Judy Pfaff

By Matt Moment, BOMB Magazine
December 1, 2025

This past summer, I worked at Judy Pfaff’s sprawling studio in upstate New York while she prepared for Light Years, her first solo show with Cristin Tierney Gallery. As Pfaff and her two assistants toiled in the garage where she welds and fires clay, the room where she shapes tubes of neon, the workspace where she makes drawings and encaustics, or the kitchen where she prepares a daily lunch for her crew, I hunkered down in a small office, inputting mostly two-dimensional works into a database comprising thousands of discrete objects from the early 1970s to the present: paintings, prints, photographs, drawings, sculptures, blueprints, and more.
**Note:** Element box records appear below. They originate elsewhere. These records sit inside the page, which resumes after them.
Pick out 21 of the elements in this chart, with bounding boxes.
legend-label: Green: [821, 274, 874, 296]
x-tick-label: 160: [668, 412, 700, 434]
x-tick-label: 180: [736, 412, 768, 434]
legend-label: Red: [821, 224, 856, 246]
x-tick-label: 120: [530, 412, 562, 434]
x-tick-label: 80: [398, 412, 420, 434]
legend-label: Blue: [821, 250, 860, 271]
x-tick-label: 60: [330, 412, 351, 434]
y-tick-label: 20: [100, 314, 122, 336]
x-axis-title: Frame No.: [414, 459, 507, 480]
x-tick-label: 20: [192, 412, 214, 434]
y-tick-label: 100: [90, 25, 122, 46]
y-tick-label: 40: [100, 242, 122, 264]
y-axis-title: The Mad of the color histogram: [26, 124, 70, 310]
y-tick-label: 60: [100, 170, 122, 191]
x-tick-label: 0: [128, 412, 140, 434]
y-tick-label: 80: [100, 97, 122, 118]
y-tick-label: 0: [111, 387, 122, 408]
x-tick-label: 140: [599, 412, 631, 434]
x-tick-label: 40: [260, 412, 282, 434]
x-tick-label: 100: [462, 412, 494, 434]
It’s a trove containing just about everything Pfaff has made throughout her career, except the installations for which she is best known. There’s really no need to track their details and whereabouts, as these installations are typically disassembled and discarded once a show closes.

 

Pfaff burst onto the scene in the mid-1970s, when austere minimalism was the prevailing attitude in fine art. In contrast, she created vibrant, sensorially immersive exhibitions in response to “the specific spatial geometries of the room, the ceiling, the street out the window,” to borrow her words. Her installations were not meant to be looked at from a safe distance, as one would a painting, but experienced in the round. An unabashed formalist, Pfaff wields an abstract language built of found and fabricated objects in every imaginable color, shape, size, and texture. Over the years, her exhibitions have continually expanded in ambition and emotional resonance, from her debut at Artists Space and her kaleidoscopic presentations at Holly Solomon Gallery in the ’70s and ’80s to the geometrical sublimity of Neither Here Nor There (2003) and the electrically charged mournfulness of Buckets of Rain (2006), both at Ameringer McEnery Yohe Gallery. 

 

Throughout our conversation, her golden retriever, Micky, occasionally wandered through, overturning the lightweight coffee table as we scrambled to rescue the glasses resting upon it.